The student will have the opportunity to work with experts from IVHM Boeing funded Centre at the Cranfield University and Exostar in the field of hardware security, as well as being part of our dynamic and robust research centre at Cranfield.

Embedded electronics represents the weakest part of any smart system with respect to security, privacy and trust. A vast range of threats, faced by contemporary embedded electronics, is caused by Hardware Trojan (HT). HT are malicious modifications of hardware that may get intentionally or unintentionally integrated with embedded electronics at any stage of the silicon supply chain, from the early design stages up to the Commercial Off-The-Shelf (COTS) products in use, inclusive of their upgrade, maintenance and repair. These threats can take multiple forms, such as hardware bugs, counterfeit electronics, and reverse engineering. Hard Trojans remain hard to detect, isolate and mitigate because they mainly act as hardware bugs, remain silent until the occurrence of a rare event that triggers their activation. Most of the existing electronic CAD, design and verification tools deal with known functions; hence, leave hardware Trojan uncared due to their black box nature.

This research aims at integrating security assessment of designs and their implementations into tool flows, looking into the security of supply chain of libraries used in the verification CAD tools, providing automated validation and cost-benefit analysis of the security within the design and implementation stages.
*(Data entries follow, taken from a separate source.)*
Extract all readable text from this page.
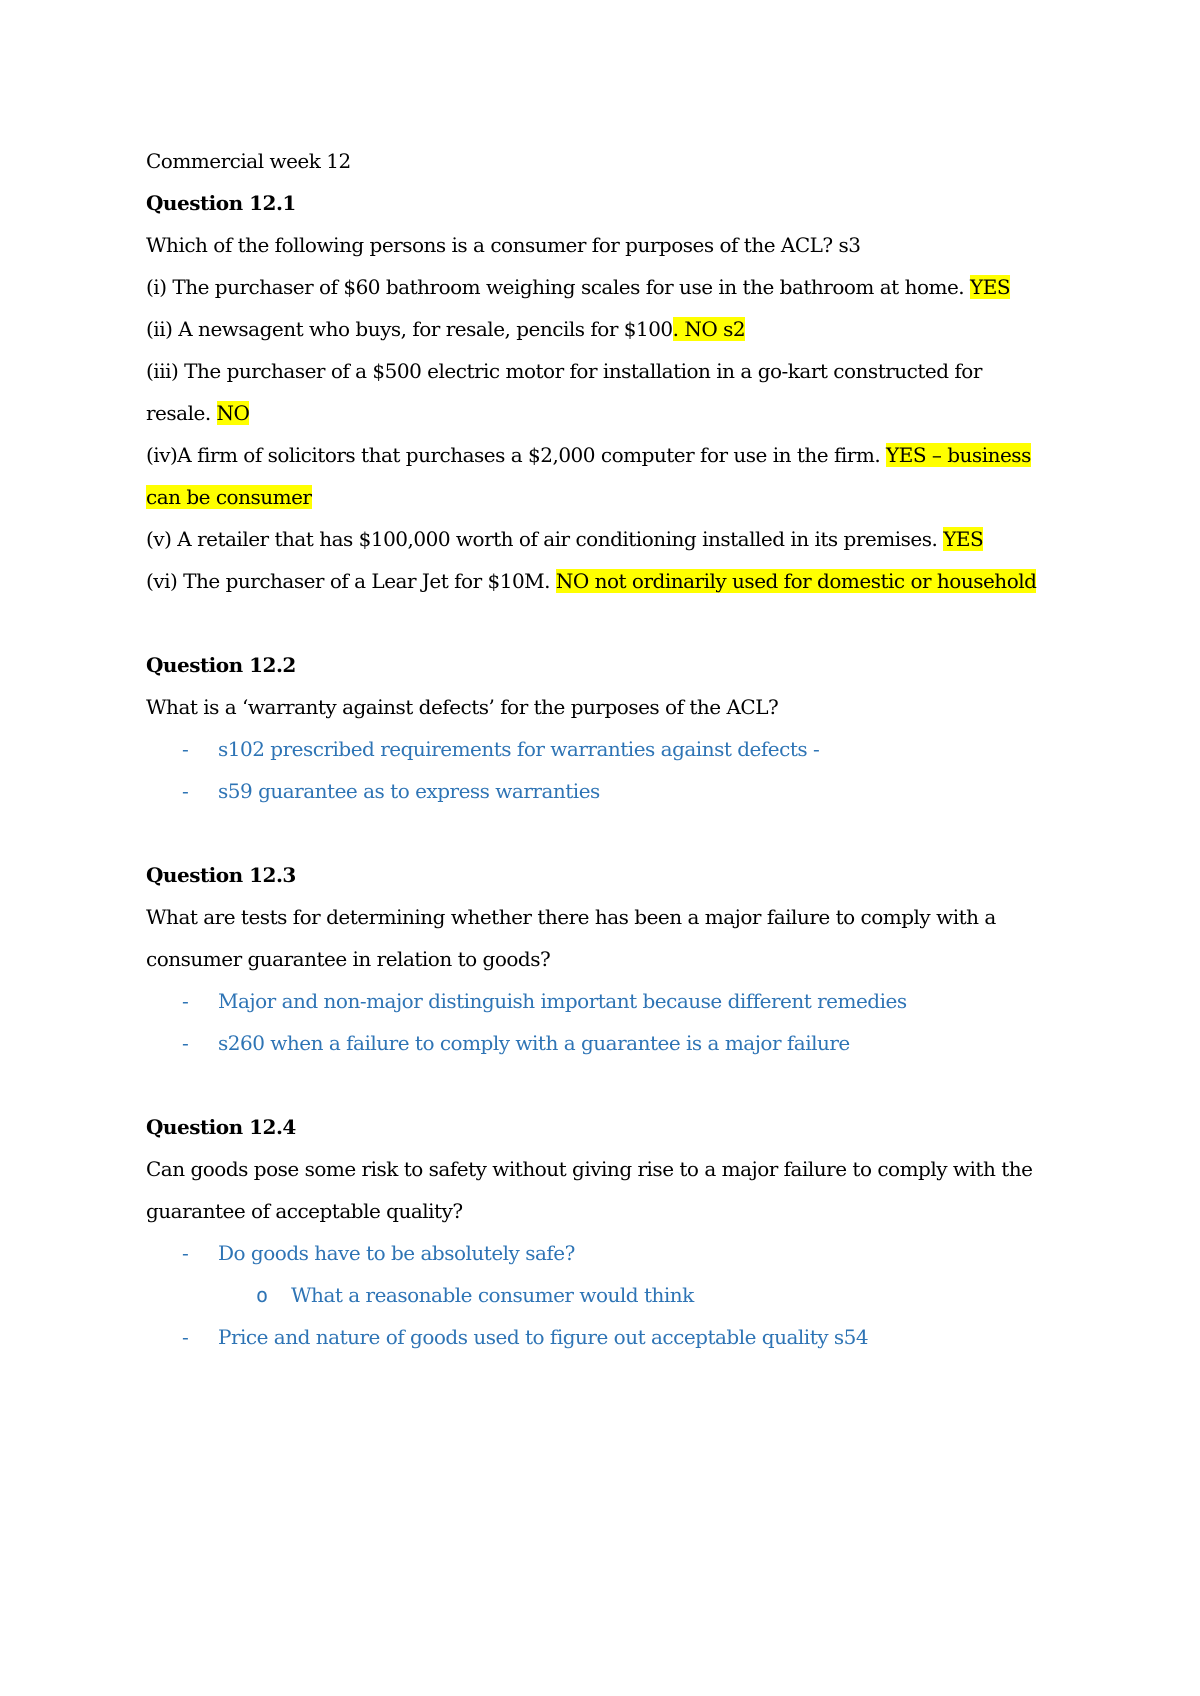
Commercial week 12
Question 12.1
Which of the following persons is a consumer for purposes of the ACL? s3
(i) The purchaser of $60 bathroom weighing scales for use in the bathroom at home. YES
(ii) A newsagent who buys, for resale, pencils for $100. NO s2
(iii) The purchaser of a $500 electric motor for installation in a go-kart constructed for
resale. NO
(iv)A firm of solicitors that purchases a $2,000 computer for use in the firm. YES – business
can be consumer
(v) A retailer that has $100,000 worth of air conditioning installed in its premises. YES
(vi) The purchaser of a Lear Jet for $10M. NO not ordinarily used for domestic or household
Question 12.2
What is a ‘warranty against defects’ for the purposes of the ACL?
- s102 prescribed requirements for warranties against defects -
- s59 guarantee as to express warranties
Question 12.3
What are tests for determining whether there has been a major failure to comply with a
consumer guarantee in relation to goods?
- Major and non-major distinguish important because different remedies
- s260 when a failure to comply with a guarantee is a major failure
Question 12.4
Can goods pose some risk to safety without giving rise to a major failure to comply with the
guarantee of acceptable quality?
- Do goods have to be absolutely safe?
o What a reasonable consumer would think
- Price and nature of goods used to figure out acceptable quality s54
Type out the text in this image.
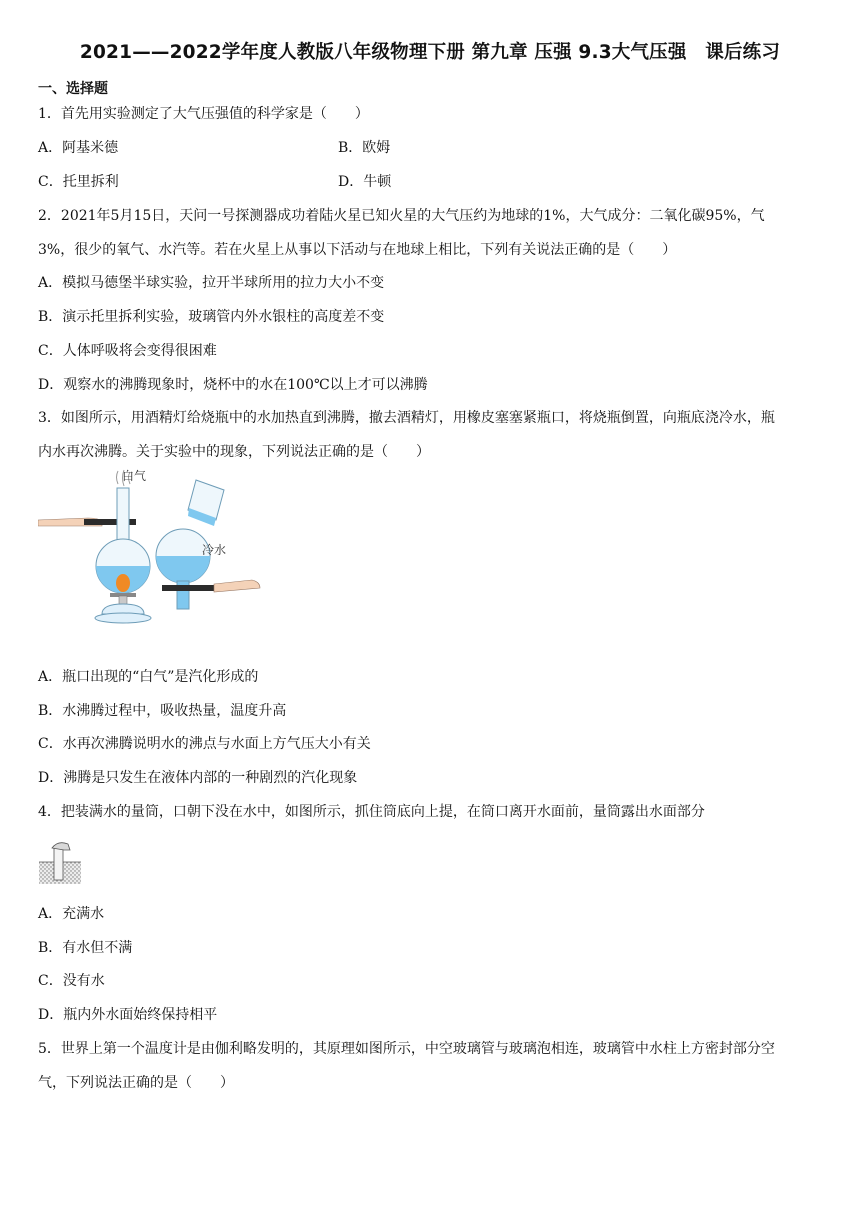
2021——2022学年度人教版八年级物理下册 第九章 压强 9.3大气压强　课后练习
一、选择题
1．首先用实验测定了大气压强值的科学家是（　　）
A．阿基米德	B．欧姆
C．托里拆利	D．牛顿
2．2021年5月15日，天问一号探测器成功着陆火星已知火星的大气压约为地球的1%，大气成分：二氧化碳95%，气
3%，很少的氧气、水汽等。若在火星上从事以下活动与在地球上相比，下列有关说法正确的是（　　）
A．模拟马德堡半球实验，拉开半球所用的拉力大小不变
B．演示托里拆利实验，玻璃管内外水银柱的高度差不变
C．人体呼吸将会变得很困难
D．观察水的沸腾现象时，烧杯中的水在100℃以上才可以沸腾
3．如图所示，用酒精灯给烧瓶中的水加热直到沸腾，撤去酒精灯，用橡皮塞塞紧瓶口，将烧瓶倒置，向瓶底浇冷水，瓶
内水再次沸腾。关于实验中的现象，下列说法正确的是（　　）
白气
冷水
A．瓶口出现的“白气”是汽化形成的
B．水沸腾过程中，吸收热量，温度升高
C．水再次沸腾说明水的沸点与水面上方气压大小有关
D．沸腾是只发生在液体内部的一种剧烈的汽化现象
4．把装满水的量筒，口朝下没在水中，如图所示，抓住筒底向上提，在筒口离开水面前，量筒露出水面部分
A．充满水
B．有水但不满
C．没有水
D．瓶内外水面始终保持相平
5．世界上第一个温度计是由伽利略发明的，其原理如图所示，中空玻璃管与玻璃泡相连，玻璃管中水柱上方密封部分空
气，下列说法正确的是（　　）
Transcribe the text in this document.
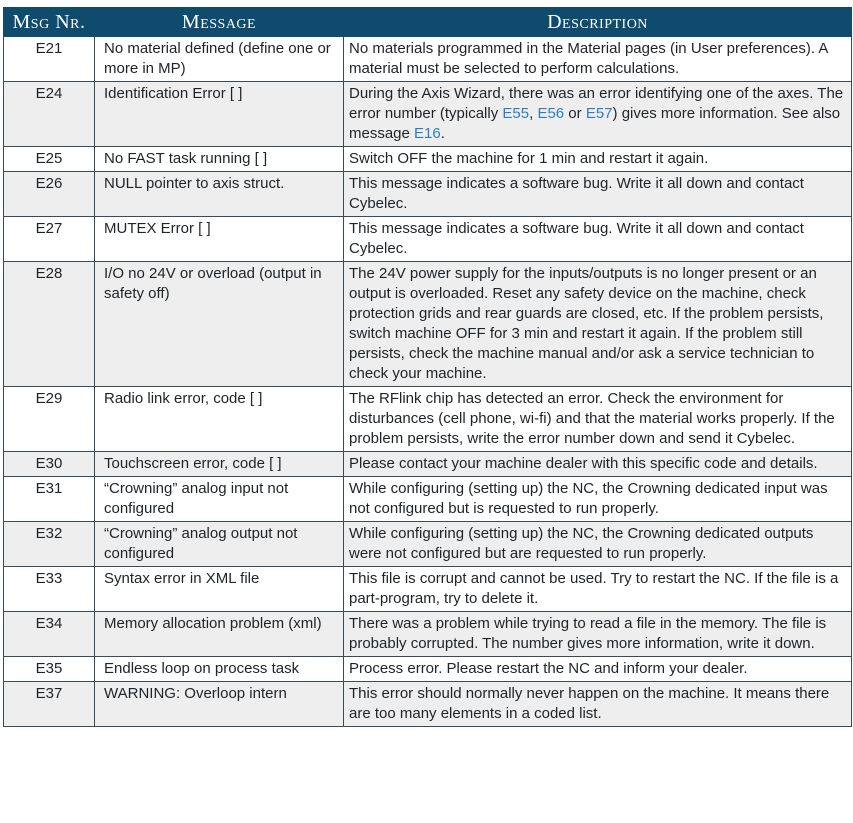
Msg Nr.	Message	Description
E21	No material defined (define one or more in MP)	No materials programmed in the Material pages (in User preferences). A material must be selected to perform calculations.
E24	Identification Error [ ]	During the Axis Wizard, there was an error identifying one of the axes. The error number (typically E55, E56 or E57) gives more information. See also message E16.
E25	No FAST task running [ ]	Switch OFF the machine for 1 min and restart it again.
E26	NULL pointer to axis struct.	This message indicates a software bug. Write it all down and contact Cybelec.
E27	MUTEX Error [ ]	This message indicates a software bug. Write it all down and contact Cybelec.
E28	I/O no 24V or overload (output in safety off)	The 24V power supply for the inputs/outputs is no longer present or an output is overloaded. Reset any safety device on the machine, check protection grids and rear guards are closed, etc. If the problem persists, switch machine OFF for 3 min and restart it again. If the problem still persists, check the machine manual and/or ask a service technician to check your machine.
E29	Radio link error, code [ ]	The RFlink chip has detected an error. Check the environment for disturbances (cell phone, wi-fi) and that the material works properly. If the problem persists, write the error number down and send it Cybelec.
E30	Touchscreen error, code [ ]	Please contact your machine dealer with this specific code and details.
E31	“Crowning” analog input not configured	While configuring (setting up) the NC, the Crowning dedicated input was not configured but is requested to run properly.
E32	“Crowning” analog output not configured	While configuring (setting up) the NC, the Crowning dedicated outputs were not configured but are requested to run properly.
E33	Syntax error in XML file	This file is corrupt and cannot be used. Try to restart the NC. If the file is a part-program, try to delete it.
E34	Memory allocation problem (xml)	There was a problem while trying to read a file in the memory. The file is probably corrupted. The number gives more information, write it down.
E35	Endless loop on process task	Process error. Please restart the NC and inform your dealer.
E37	WARNING: Overloop intern	This error should normally never happen on the machine. It means there are too many elements in a coded list.
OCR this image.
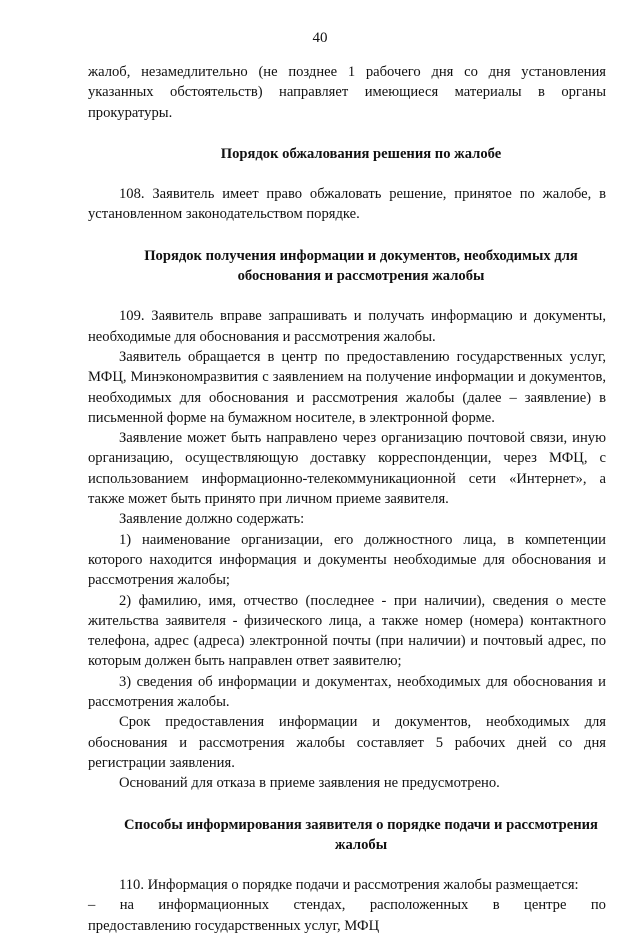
40

жалоб, незамедлительно (не позднее 1 рабочего дня со дня установления указанных обстоятельств) направляет имеющиеся материалы в органы прокуратуры.

Порядок обжалования решения по жалобе

108. Заявитель имеет право обжаловать решение, принятое по жалобе, в установленном законодательством порядке.

Порядок получения информации и документов, необходимых для обоснования и рассмотрения жалобы

109. Заявитель вправе запрашивать и получать информацию и документы, необходимые для обоснования и рассмотрения жалобы.

Заявитель обращается в центр по предоставлению государственных услуг, МФЦ, Минэкономразвития с заявлением на получение информации и документов, необходимых для обоснования и рассмотрения жалобы (далее – заявление) в письменной форме на бумажном носителе, в электронной форме.

Заявление может быть направлено через организацию почтовой связи, иную организацию, осуществляющую доставку корреспонденции, через МФЦ, с использованием информационно-телекоммуникационной сети «Интернет», а также может быть принято при личном приеме заявителя.

Заявление должно содержать:

1) наименование организации, его должностного лица, в компетенции которого находится информация и документы необходимые для обоснования и рассмотрения жалобы;

2) фамилию, имя, отчество (последнее - при наличии), сведения о месте жительства заявителя - физического лица, а также номер (номера) контактного телефона, адрес (адреса) электронной почты (при наличии) и почтовый адрес, по которым должен быть направлен ответ заявителю;

3) сведения об информации и документах, необходимых для обоснования и рассмотрения жалобы.

Срок предоставления информации и документов, необходимых для обоснования и рассмотрения жалобы составляет 5 рабочих дней со дня регистрации заявления.

Оснований для отказа в приеме заявления не предусмотрено.

Способы информирования заявителя о порядке подачи и рассмотрения жалобы

110. Информация о порядке подачи и рассмотрения жалобы размещается:

– на информационных стендах, расположенных в центре по

предоставлению государственных услуг, МФЦ
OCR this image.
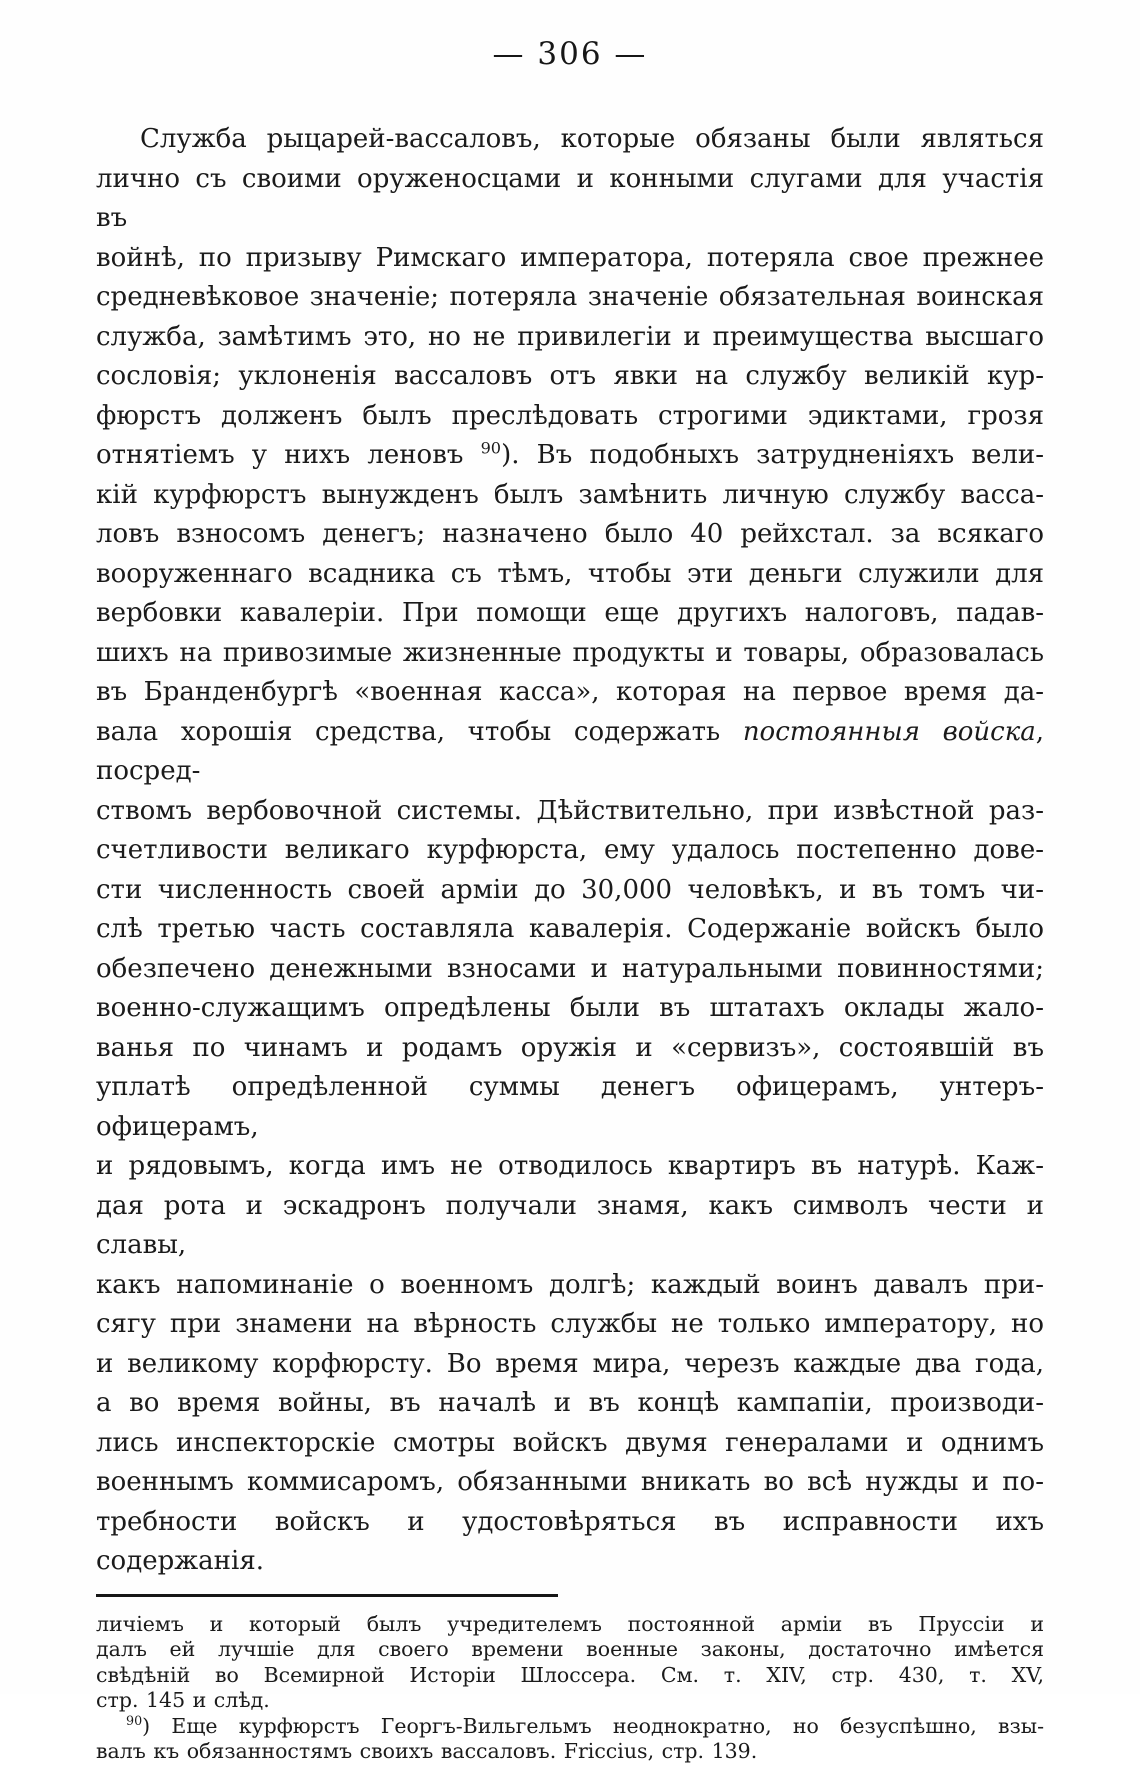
— 306 —
Служба рыцарей-вассаловъ, которые обязаны были являться
лично съ своими оруженосцами и конными слугами для участія въ
войнѣ, по призыву Римскаго императора, потеряла свое прежнее
средневѣковое значеніе; потеряла значеніе обязательная воинская
служба, замѣтимъ это, но не привилегіи и преимущества высшаго
сословія; уклоненія вассаловъ отъ явки на службу великій кур-
фюрстъ долженъ былъ преслѣдовать строгими эдиктами, грозя
отнятіемъ у нихъ леновъ $^{90}$). Въ подобныхъ затрудненіяхъ вели-
кій курфюрстъ вынужденъ былъ замѣнить личную службу васса-
ловъ взносомъ денегъ; назначено было 40 рейхстал. за всякаго
вооруженнаго всадника съ тѣмъ, чтобы эти деньги служили для
вербовки кавалеріи. При помощи еще другихъ налоговъ, падав-
шихъ на привозимые жизненные продукты и товары, образовалась
въ Бранденбургѣ «военная касса», которая на первое время да-
вала хорошія средства, чтобы содержать постоянныя войска, посред-
ствомъ вербовочной системы. Дѣйствительно, при извѣстной раз-
счетливости великаго курфюрста, ему удалось постепенно дове-
сти численность своей арміи до 30,000 человѣкъ, и въ томъ чи-
слѣ третью часть составляла кавалерія. Содержаніе войскъ было
обезпечено денежными взносами и натуральными повинностями;
военно-служащимъ опредѣлены были въ штатахъ оклады жало-
ванья по чинамъ и родамъ оружія и «сервизъ», состоявшій въ
уплатѣ опредѣленной суммы денегъ офицерамъ, унтеръ-офицерамъ,
и рядовымъ, когда имъ не отводилось квартиръ въ натурѣ. Каж-
дая рота и эскадронъ получали знамя, какъ символъ чести и славы,
какъ напоминаніе о военномъ долгѣ; каждый воинъ давалъ при-
сягу при знамени на вѣрность службы не только императору, но
и великому корфюрсту. Во время мира, черезъ каждые два года,
а во время войны, въ началѣ и въ концѣ кампапіи, производи-
лись инспекторскіе смотры войскъ двумя генералами и однимъ
военнымъ коммисаромъ, обязанными вникать во всѣ нужды и по-
требности войскъ и удостовѣряться въ исправности ихъ содержанія.
личіемъ и который былъ учредителемъ постоянной арміи въ Пруссіи и
далъ ей лучшіе для своего времени военные законы, достаточно имѣется
свѣдѣній во Всемирной Исторіи Шлоссера. См. т. XIV, стр. 430, т. XV,
стр. 145 и слѣд.
$^{90}$) Еще курфюрстъ Георгъ-Вильгельмъ неоднократно, но безуспѣшно, взы-
валъ къ обязанностямъ своихъ вассаловъ. Friccius, стр. 139.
The Integrated Vehicle Health Management (IVHM) Centre is a major collaborative venture at Cranfield, started in 2008, with funding from the East of England Development Agency (EEDA); a consortium of core industrial partners, (Boeing, BAE Systems, Rolls-Royce, Meggitt, Thales, MOD and Alstom); and from EPSRC. The investment, over the first 5 years of operation, was approaching £10M. We are now in our eighth year of operation, and the Centre has grown into other sectors (rail, energy, health and agriculture), and is financially self-sustaining; many of the partners (and others) are funding Applied Research projects, and there is a growing revenue from EPSRC, TSB and EU funded work.